The Independent: Tom Stoppard and Howard Davies interview
Posted on 9 December 2015.
Posted in: Main Stage
Tom Stoppard on ‘Hapgood’: ‘I envy those seeing my play’
By Alice Jones
“Hapgood is my plot play,” says Tom Stoppard, placing a distinct, disdainful emphasis on the word “plot.” Is that a good thing or a bad thing? “Well,” says the playwright. “It’s nice to have done one.”
In fact, Hapgood is the black sheep of the dazzling, and dazzlingly received, oeuvre of the 78-year-old knight and member of the Order of Merit, also known as Britain’s greatest living playwright. When the spy thriller premiered in 1988, with Felicity Kendal as the MI5 chief, reviews ran from “enjoyable and tedious” to “thoroughly incomprehensible”.

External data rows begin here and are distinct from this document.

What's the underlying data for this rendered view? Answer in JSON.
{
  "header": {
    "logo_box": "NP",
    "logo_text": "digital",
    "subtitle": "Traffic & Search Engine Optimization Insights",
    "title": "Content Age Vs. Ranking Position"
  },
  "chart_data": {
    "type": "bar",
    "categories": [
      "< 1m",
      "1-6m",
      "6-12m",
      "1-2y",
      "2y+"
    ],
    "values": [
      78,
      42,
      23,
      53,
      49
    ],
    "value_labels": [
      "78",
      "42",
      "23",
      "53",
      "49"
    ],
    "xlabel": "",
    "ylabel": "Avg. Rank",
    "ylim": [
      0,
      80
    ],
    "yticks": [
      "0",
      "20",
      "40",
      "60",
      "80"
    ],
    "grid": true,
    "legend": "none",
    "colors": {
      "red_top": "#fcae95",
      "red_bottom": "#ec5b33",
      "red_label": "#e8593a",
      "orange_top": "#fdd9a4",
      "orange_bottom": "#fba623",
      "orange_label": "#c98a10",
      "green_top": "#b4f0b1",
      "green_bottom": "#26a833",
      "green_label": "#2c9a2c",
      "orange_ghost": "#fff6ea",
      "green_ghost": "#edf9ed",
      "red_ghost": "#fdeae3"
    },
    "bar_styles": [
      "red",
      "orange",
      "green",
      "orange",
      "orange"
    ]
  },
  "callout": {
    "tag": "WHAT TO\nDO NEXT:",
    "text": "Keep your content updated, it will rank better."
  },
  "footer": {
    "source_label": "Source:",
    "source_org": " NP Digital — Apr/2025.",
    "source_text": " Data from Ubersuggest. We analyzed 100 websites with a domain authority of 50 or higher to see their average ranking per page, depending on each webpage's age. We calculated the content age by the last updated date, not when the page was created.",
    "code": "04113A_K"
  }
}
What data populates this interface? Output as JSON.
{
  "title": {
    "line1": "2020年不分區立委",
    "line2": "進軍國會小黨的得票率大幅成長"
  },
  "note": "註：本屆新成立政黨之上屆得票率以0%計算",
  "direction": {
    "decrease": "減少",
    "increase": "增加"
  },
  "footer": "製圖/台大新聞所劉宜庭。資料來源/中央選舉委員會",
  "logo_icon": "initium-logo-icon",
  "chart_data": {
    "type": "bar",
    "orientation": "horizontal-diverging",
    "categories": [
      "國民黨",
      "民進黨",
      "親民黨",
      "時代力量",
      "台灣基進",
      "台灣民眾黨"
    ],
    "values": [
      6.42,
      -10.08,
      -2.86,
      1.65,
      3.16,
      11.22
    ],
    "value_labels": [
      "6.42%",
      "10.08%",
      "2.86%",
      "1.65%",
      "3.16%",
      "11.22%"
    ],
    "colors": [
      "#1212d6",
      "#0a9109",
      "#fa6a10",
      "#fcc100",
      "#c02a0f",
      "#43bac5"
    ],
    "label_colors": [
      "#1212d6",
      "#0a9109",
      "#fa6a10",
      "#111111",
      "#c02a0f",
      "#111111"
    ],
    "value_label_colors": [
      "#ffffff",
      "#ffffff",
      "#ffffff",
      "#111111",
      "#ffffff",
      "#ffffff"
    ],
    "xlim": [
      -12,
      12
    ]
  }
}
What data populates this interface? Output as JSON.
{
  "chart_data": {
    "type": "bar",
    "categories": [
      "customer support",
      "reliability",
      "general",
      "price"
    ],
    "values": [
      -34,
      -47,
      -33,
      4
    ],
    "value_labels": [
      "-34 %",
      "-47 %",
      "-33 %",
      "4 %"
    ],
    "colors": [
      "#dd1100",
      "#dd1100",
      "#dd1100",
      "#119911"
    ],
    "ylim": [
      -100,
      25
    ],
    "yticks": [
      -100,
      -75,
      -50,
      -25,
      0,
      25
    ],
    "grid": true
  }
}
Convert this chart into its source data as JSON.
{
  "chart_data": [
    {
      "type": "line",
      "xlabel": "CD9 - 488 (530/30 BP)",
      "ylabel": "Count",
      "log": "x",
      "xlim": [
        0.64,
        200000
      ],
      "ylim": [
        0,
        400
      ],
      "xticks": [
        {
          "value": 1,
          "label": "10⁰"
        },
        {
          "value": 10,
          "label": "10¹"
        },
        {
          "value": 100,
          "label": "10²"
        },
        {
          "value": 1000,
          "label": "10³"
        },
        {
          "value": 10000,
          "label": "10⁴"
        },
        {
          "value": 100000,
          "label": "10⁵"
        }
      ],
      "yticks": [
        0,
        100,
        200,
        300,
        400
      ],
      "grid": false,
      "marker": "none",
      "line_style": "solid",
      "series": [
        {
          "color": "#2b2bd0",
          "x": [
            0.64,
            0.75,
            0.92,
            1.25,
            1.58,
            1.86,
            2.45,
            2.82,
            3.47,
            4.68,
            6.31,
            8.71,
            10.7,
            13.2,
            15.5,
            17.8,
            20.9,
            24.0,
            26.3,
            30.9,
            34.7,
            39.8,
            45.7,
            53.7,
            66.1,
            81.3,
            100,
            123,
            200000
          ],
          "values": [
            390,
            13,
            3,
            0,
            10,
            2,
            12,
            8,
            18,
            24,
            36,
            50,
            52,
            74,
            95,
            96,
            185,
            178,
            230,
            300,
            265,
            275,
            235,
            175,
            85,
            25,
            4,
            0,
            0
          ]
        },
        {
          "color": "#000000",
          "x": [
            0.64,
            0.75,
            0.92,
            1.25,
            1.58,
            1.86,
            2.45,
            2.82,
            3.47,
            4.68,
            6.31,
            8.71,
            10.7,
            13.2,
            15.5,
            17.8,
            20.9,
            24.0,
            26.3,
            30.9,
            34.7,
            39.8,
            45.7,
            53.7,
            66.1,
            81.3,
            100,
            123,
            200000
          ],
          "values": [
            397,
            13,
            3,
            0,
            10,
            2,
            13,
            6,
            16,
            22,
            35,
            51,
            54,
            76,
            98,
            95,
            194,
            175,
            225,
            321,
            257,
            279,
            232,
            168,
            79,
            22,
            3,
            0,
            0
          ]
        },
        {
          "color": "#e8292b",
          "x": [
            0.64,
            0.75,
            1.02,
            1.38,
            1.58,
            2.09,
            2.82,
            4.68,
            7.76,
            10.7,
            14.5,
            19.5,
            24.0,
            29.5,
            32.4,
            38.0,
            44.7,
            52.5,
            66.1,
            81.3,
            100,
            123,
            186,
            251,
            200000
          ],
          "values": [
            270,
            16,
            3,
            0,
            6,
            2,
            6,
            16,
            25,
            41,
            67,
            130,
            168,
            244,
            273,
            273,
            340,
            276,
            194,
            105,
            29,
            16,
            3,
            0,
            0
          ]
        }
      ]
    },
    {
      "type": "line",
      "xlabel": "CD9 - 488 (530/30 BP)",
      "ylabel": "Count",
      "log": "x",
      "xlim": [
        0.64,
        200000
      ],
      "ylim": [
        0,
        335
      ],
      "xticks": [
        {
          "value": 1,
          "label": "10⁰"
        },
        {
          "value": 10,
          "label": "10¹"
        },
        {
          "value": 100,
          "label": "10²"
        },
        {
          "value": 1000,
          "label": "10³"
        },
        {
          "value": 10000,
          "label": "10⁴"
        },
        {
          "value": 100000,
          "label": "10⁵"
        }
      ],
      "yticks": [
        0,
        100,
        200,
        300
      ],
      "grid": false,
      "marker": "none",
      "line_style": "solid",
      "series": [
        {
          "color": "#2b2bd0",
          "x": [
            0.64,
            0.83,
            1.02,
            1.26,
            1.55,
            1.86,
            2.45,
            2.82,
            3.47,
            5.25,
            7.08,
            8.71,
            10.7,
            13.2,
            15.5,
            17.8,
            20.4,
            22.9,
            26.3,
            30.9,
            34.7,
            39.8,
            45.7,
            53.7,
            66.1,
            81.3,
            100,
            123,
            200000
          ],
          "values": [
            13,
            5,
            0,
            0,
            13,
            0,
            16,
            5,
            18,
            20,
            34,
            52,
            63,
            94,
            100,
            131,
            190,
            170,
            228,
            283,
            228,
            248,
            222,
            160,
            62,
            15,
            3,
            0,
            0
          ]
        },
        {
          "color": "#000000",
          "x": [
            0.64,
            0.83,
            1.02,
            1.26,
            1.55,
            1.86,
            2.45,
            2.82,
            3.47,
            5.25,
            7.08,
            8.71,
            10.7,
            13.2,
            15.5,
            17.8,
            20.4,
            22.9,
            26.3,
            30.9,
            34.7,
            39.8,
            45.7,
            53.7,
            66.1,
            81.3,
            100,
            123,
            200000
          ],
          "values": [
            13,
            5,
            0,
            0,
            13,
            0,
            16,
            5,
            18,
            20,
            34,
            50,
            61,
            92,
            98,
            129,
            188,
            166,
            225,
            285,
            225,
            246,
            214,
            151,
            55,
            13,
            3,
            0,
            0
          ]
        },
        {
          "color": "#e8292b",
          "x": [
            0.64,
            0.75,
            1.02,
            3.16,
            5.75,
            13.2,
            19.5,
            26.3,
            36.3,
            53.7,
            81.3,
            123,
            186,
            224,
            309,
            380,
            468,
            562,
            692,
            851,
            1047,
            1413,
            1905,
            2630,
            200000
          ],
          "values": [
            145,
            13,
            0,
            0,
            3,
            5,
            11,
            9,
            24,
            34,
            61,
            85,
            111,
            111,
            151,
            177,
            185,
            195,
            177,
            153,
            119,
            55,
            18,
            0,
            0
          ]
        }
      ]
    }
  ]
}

It was more warmly received on Broadway but, compared with Rosencrantz and Guildenstern Are Dead, Arcadia or The Real Thing, it is one of the playwright’s least loved and performed plays.
Now Hampstead Theatre is reviving it for its first proper London run since the premiere 27 years ago. The whizzy new production is directed by Howard Davies and stars Lisa Dillon as the brilliant spy who plays chess without a board for fun. “It wasn’t a play I’d ever read, and I hadn’t seen it but I liked it a lot,” says Davies. “It took me a couple of reads to understand some of it because the plotting is wonderfully complicated. I had to go back and re-read it.”
“You should have read the first version,” says Stoppard, as dry as sandpaper. The Hampstead Hapgood will be his third or fourth rewrite. This time he has taken out “some of the detail” and moved a major plot reveal up a scene. The problem, as quite often, is its complexity. Just as Jumpers combines moral philosophy and marital crisis, and Arcadia mixes love with chaos theory, Hapgood is both a fiendish Cold War thriller, full of twists and feints, and an exploration of particle physics and Heisenberg’s uncertainty principle. Classic Stoppard, in other words.